12th Amendment: Lesson for Kids

Instructor: Rebecca Gillaspy

Dr. Gillaspy has taught health science at University of Phoenix and Ashford University and has a degree from Palmer College of Chiropractic.

In the race to become the president of the United States, you have to get people to vote for you, but you also need votes from the Electoral College. Learn how the 12th Amendment changed the way the president and vice president is voted into office.

What is The 12th Amendment?

Let's say that your school is having an election and you are one of two candidates running for president. On election day, each student casts a ballot in his or her classroom. Whichever candidate gets the most votes wins the popular vote, but they might not win the election. Do you know why? The answer is because your school follows the rules set by the 12th Amendment, just like the United States government.

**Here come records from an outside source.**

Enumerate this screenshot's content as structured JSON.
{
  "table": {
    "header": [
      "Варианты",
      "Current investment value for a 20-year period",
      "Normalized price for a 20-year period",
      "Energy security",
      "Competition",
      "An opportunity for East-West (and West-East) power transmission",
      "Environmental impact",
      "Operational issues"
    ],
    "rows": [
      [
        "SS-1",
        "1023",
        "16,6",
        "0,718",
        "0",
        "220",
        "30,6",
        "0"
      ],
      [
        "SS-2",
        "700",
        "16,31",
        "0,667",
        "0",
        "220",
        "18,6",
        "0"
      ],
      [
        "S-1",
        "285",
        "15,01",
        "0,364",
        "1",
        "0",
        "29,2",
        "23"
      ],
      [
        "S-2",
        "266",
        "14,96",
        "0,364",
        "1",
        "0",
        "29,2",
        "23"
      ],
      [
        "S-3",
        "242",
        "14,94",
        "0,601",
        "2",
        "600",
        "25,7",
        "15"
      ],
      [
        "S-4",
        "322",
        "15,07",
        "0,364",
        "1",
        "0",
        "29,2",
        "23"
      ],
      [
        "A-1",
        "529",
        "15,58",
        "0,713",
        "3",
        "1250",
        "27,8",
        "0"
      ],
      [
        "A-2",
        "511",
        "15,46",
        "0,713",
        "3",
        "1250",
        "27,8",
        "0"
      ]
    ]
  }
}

The 12th Amendment was a change made to the U.S. Constitution.
Constitution

The 12th Amendment, which was signed into law in 1804, is a change that was made to the U.S. Constitution that put the Electoral College in charge of electing the president and vice president. The Electoral College is a group of people that represent each of the 50 states and Washington, D.C. Their job is to formally cast votes for the president and vice president.

Each state has a set number of electoral votes based on how many people live in the state. For example, a lot of people live in California, so that state has 55 electoral votes. There aren't as many people living in Wyoming, so that state only has 3 electoral votes.

The number of electoral votes for each state is determined by the state population.
ECMap

How Electoral Votes Work

On Election Day, the American people cast their votes in their home state. Those votes are counted up in the state, and whichever candidate gets the majority of votes in his or her state is supposed to get all of the electoral votes for that state.

With the Electoral College system, a candidate could win the popular vote, but get fewer Electoral College votes and lose the election. This happened to Al Gore in the 2000 presidential race. Gore had more votes from the public but fewer Electoral College votes, so he lost the election to George W. Bush.

If your school ran on the Electoral College system, each student would be like an American voter and each classroom would be like a state. The classrooms with the most students would have the most Electoral College votes. To get elected to be the president of your school, you'd have to get the most electoral votes.